Lots of people have front yard gardens instead of lawn--I wouldn't exactly be a pioneer in creating a front yard garden, not even in my own suburb. My reasons for wanting to eliminate the lawngrass are many and varied, some selfish and others almost noble. All are very viable, defensible reasons, though. So actually putting my plan into action should have been no big deal, right?

Right. I mean, I'd already increased the front yard garden area exponentially since purchasing the house. I have been talking about systematically removing my lawngrass--not just this summer, but since I bought the house in 2004, for pete's sake--with a confidence that bordered on glee. And I even purchased the plants to landscape the remaining lawn area during various fall clearance sales.

And yet there I was, looking at the nursery pots all spread out over the grass, immobilized by my thoughts. All of the doubts that I had been keeping at bay began to tap on my shoulder one by one. Questions about resale value and what, really, the neighbors would think swirled through my head. The grass looked greener than it has since I've lived there, as if it were thumbing its nose at me for "giving up" and deciding to remove it. I swear that I could even hear my former father-in-law ask incredulously, "Really, Kim, you're going to dig up a perfectly good front lawn to plant these things?

I changed up a few of the perennial pots, then walked to the far end of the yard to look again at the shrubs I had lined up.

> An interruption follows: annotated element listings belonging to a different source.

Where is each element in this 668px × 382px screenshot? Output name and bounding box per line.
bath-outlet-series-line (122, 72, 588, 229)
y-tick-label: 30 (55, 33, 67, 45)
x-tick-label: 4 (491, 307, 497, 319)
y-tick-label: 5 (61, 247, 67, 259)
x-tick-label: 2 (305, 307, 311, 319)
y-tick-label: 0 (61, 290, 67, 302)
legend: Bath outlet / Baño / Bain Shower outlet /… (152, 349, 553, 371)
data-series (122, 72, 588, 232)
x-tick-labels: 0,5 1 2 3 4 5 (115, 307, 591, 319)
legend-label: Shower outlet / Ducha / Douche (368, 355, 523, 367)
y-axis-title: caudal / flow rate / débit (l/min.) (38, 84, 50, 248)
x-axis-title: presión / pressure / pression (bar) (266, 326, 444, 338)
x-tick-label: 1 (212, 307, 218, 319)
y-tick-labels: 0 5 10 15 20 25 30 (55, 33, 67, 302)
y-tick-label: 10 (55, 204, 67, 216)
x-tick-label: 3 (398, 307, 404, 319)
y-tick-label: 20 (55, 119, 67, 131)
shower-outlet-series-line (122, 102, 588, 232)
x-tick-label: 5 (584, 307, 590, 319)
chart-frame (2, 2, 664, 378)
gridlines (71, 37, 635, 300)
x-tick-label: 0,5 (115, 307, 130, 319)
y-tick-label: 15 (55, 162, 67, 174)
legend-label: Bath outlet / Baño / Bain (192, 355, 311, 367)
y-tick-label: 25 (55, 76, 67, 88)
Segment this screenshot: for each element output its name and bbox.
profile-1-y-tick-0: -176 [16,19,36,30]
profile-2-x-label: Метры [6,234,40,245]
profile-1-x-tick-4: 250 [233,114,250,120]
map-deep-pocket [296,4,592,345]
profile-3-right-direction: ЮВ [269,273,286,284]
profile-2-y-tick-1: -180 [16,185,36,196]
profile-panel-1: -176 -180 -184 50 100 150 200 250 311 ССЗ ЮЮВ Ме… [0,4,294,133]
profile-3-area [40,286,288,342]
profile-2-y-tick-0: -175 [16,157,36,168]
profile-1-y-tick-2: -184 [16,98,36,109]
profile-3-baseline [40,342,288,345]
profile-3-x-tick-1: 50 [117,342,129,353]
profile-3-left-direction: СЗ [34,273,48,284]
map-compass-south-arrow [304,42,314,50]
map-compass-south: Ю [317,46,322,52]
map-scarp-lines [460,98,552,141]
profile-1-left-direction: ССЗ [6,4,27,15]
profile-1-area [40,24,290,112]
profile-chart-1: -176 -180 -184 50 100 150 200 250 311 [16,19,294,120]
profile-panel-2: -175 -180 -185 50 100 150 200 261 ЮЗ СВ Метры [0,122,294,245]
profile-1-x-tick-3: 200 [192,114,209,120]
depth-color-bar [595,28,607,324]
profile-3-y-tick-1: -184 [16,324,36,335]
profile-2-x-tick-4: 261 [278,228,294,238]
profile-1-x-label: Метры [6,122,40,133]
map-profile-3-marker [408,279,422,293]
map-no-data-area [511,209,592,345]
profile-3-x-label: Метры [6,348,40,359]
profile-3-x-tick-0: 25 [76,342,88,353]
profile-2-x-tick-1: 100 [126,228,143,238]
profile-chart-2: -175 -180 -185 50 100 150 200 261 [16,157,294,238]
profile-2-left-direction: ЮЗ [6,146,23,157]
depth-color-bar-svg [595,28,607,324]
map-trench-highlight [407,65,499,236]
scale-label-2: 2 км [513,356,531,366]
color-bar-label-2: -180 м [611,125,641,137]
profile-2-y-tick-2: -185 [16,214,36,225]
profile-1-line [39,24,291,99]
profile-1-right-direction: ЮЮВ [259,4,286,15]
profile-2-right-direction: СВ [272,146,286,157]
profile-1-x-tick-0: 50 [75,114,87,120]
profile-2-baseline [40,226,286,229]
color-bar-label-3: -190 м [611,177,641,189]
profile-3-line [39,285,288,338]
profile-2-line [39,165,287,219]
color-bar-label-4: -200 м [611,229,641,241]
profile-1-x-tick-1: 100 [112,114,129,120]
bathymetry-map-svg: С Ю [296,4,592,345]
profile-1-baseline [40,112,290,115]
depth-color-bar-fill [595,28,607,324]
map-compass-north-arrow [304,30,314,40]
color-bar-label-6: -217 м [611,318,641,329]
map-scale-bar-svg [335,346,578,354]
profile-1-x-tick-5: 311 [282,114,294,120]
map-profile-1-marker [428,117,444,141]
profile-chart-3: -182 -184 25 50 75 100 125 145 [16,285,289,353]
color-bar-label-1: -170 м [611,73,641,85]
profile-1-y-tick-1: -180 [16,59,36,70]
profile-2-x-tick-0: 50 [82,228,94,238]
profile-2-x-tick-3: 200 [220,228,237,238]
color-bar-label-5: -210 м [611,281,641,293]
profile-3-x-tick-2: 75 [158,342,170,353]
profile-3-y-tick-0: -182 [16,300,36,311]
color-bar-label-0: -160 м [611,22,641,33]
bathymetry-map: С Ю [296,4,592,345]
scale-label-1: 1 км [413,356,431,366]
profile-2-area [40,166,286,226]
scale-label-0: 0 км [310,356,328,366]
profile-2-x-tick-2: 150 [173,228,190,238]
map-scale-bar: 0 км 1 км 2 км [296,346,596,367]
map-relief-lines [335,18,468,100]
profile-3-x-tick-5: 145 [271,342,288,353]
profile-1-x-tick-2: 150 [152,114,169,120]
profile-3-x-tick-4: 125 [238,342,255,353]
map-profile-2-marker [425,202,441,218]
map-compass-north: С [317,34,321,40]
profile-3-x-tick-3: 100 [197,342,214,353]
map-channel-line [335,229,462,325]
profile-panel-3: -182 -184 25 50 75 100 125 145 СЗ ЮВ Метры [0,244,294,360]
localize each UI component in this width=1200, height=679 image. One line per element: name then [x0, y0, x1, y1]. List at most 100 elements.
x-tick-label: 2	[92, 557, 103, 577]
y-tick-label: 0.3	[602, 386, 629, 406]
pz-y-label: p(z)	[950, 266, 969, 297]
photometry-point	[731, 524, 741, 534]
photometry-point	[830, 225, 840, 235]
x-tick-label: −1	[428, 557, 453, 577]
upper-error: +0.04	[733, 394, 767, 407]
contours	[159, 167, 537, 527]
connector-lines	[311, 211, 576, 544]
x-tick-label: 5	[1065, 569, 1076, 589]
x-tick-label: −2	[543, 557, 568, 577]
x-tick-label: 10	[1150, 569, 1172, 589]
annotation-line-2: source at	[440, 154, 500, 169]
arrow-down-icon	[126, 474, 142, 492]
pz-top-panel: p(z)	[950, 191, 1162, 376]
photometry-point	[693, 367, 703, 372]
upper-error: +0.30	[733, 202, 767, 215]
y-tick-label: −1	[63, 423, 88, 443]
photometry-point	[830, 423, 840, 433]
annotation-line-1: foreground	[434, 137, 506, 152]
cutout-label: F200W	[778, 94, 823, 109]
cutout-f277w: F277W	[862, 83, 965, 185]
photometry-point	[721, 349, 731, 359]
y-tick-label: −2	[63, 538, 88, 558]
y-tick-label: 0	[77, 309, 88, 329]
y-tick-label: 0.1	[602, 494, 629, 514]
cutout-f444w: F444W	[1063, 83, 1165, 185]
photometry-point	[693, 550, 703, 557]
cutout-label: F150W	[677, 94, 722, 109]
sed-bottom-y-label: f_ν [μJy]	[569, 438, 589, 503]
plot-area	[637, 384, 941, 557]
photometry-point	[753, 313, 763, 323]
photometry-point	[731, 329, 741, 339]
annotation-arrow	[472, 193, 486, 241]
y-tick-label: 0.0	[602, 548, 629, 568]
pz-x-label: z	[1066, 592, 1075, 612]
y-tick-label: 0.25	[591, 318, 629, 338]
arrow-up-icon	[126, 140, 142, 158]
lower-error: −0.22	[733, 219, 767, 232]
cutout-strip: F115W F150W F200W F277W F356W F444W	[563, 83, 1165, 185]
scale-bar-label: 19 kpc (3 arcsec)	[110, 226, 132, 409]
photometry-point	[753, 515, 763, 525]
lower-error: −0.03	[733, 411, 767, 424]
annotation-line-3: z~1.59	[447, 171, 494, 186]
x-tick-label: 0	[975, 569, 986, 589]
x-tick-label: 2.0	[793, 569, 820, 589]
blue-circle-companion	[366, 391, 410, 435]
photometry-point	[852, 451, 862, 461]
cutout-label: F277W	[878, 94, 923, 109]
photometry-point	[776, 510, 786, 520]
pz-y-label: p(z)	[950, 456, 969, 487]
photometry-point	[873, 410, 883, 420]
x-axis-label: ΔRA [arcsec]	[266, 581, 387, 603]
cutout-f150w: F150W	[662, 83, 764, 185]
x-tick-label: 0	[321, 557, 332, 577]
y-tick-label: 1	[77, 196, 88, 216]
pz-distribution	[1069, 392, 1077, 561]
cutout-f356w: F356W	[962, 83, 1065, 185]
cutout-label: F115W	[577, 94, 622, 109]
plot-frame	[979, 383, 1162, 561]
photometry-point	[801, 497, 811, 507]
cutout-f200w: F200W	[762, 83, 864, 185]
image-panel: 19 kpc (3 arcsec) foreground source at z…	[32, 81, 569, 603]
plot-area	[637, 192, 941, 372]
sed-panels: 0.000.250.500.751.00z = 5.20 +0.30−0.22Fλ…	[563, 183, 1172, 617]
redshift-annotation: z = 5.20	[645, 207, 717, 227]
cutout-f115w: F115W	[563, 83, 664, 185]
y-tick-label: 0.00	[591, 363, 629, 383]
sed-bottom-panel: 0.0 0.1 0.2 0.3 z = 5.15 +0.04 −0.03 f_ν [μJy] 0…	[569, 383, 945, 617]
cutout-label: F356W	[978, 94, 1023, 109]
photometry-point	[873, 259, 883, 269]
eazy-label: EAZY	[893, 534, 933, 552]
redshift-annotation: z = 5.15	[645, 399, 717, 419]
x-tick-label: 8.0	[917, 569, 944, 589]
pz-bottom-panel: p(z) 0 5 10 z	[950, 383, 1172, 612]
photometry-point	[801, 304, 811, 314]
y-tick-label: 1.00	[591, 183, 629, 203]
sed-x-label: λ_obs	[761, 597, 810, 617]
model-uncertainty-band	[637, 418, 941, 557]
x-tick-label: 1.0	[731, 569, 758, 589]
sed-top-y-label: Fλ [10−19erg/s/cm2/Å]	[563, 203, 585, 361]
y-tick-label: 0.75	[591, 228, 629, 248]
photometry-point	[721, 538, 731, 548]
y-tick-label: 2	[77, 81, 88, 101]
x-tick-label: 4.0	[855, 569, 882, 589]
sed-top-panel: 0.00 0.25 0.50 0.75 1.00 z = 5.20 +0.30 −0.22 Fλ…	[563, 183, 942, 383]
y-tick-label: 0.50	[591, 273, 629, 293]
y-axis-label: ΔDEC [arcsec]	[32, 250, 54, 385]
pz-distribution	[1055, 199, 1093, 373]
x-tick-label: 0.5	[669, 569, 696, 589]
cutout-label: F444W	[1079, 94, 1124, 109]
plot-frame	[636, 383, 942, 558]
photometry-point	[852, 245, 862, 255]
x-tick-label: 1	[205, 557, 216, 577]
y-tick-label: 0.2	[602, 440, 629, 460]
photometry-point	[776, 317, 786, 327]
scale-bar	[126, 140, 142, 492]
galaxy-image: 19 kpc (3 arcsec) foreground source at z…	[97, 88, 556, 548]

Clearly, I was procrastinating. I finally reminded myself that I would likely be here in this house for the next twenty years. Even if I have to rip everything out at some point and sow a lawn in order to sell the house... well, I figure that I might as well enjoy having what I want in my front yard in the interim.

I took a deep breath and plunged the shovel into the ground at an angle, tipping up the end to loosen the sod. Once I got going, the combination of work and repetition eased my anxiety. I started thinking about pleasant things, like how much less time I'm going to spend mowing and whether I should use something like Karen's beautiful eco-grass to edge the sidewalk and fill in the tree lawn.

I rearranged the layout a few more times and pilfered plants from the rest of the garden to fill in the spaces. (The bergenia on the left, for example, should add some winter interest near my viburnum.)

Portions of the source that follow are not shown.